2. No person really believes what the scientists teach is completely true. Well, some people say they believe that, but nobody (except, maybe, the very rare [in our country] real Buddhist) really lives as if personal reality is nothing but an illusion to be gotten over. Socrates, it’s true, said that philosophy is learning how to die, which seems to mean using science to come to terms with one’s own ephemeral insignificance. Learning how to die, so the philosopher says, is using your mind to get over yourself. But Socrates never seems to have talked with anyone who actually lived that way.

3. Certainly Plato presented Socrates’ life as one of dramatic personal significance. Socrates, everyone knows, was courageous enough to die rather than surrender or even diss his singularly significant way of life. The fact that his death was a huge deal makes him real important, even for us.

4. Everyone knows that physics can account for everything but the nerdy, lonely, vain, envious, and somewhat self-forgetful physicist. There may be, for all I know, a perfect correspondence between the physicist’s mind and the cosmos. But the physicist, everyone also knows, is more than a mind, more than a big head. Even Sheldon on the funny TV show THE BIG BANG THEORY is an exaggeration, just as the other more pathetic and less self-sufficient characters are fairly realistic. Physicists want girlfriends, love their moms, and have friends for regular guy reasons too. The philosopher Leo Strauss said that the world—meaning cosmos or nature—is the home of the human mind, but even real guy philosophers (and in the classical world there was no difference between philosophers and scientists) are more than minds.
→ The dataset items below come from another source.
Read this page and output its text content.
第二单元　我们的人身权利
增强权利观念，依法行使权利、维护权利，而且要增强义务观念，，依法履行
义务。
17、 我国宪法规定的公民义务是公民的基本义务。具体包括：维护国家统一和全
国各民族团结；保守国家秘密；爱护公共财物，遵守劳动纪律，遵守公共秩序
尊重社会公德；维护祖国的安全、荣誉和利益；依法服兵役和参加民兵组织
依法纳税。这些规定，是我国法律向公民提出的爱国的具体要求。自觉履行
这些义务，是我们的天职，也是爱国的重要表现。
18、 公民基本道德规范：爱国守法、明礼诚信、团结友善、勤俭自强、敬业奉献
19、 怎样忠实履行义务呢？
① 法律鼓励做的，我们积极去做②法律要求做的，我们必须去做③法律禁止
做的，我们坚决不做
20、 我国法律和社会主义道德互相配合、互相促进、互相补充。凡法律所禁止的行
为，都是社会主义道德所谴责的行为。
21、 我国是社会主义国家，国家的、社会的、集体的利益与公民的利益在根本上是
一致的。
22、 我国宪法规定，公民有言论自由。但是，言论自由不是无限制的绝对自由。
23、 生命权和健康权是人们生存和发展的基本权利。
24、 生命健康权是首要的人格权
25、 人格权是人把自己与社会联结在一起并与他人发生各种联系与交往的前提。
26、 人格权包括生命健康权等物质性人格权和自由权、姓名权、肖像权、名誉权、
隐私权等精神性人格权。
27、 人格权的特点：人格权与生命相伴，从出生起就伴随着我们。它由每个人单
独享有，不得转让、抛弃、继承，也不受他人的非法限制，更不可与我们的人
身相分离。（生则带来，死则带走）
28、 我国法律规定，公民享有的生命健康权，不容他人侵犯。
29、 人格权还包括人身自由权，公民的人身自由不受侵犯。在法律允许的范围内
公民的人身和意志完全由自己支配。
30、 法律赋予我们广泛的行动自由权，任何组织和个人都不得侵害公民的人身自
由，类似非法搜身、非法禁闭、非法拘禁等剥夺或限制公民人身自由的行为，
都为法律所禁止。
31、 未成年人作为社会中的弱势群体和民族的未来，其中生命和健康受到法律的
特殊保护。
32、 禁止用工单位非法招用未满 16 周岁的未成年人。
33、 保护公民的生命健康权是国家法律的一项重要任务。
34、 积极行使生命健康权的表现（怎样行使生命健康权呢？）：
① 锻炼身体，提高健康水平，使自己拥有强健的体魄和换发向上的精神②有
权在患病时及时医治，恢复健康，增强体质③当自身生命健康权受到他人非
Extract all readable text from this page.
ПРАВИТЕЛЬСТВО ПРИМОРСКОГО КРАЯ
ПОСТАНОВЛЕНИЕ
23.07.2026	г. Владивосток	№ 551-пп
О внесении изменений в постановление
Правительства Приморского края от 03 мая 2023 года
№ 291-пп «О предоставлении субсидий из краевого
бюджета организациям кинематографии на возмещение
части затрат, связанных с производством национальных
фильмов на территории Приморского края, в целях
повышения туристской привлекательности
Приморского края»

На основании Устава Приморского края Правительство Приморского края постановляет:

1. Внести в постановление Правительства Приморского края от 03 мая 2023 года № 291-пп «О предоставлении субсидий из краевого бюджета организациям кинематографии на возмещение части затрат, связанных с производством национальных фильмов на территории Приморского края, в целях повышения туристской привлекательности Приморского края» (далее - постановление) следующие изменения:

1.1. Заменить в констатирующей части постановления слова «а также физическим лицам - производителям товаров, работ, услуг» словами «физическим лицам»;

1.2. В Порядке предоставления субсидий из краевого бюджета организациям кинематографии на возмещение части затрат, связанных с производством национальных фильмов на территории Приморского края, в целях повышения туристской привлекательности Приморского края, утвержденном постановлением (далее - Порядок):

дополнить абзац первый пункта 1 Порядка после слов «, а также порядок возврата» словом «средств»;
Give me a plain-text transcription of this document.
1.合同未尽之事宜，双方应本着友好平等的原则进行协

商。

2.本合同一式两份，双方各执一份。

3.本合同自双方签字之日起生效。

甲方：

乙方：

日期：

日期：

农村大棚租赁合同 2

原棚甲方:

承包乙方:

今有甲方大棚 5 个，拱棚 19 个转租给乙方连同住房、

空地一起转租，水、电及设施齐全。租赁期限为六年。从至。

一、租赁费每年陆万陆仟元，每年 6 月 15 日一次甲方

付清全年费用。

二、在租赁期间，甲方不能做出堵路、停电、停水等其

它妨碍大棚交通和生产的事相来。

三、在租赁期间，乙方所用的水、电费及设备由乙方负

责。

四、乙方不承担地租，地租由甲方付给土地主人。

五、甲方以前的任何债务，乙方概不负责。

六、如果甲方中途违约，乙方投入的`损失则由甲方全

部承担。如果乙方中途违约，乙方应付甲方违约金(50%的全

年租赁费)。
5. Sometimes nerdy scientists today put their hope in transhumanism—in biotechnological progress that will allow them to exist without bodily limitations and icky bodily desires and functions. Transhumanists, a study might show, are typically guys with really bad bodies who are full of unrequited love. They are so about the coming revenge of the nerds that they forget that even scientists and philosophers have to be animated by erotic longings that could only exist in beings with bodies, minds, and other stuff too—in persons.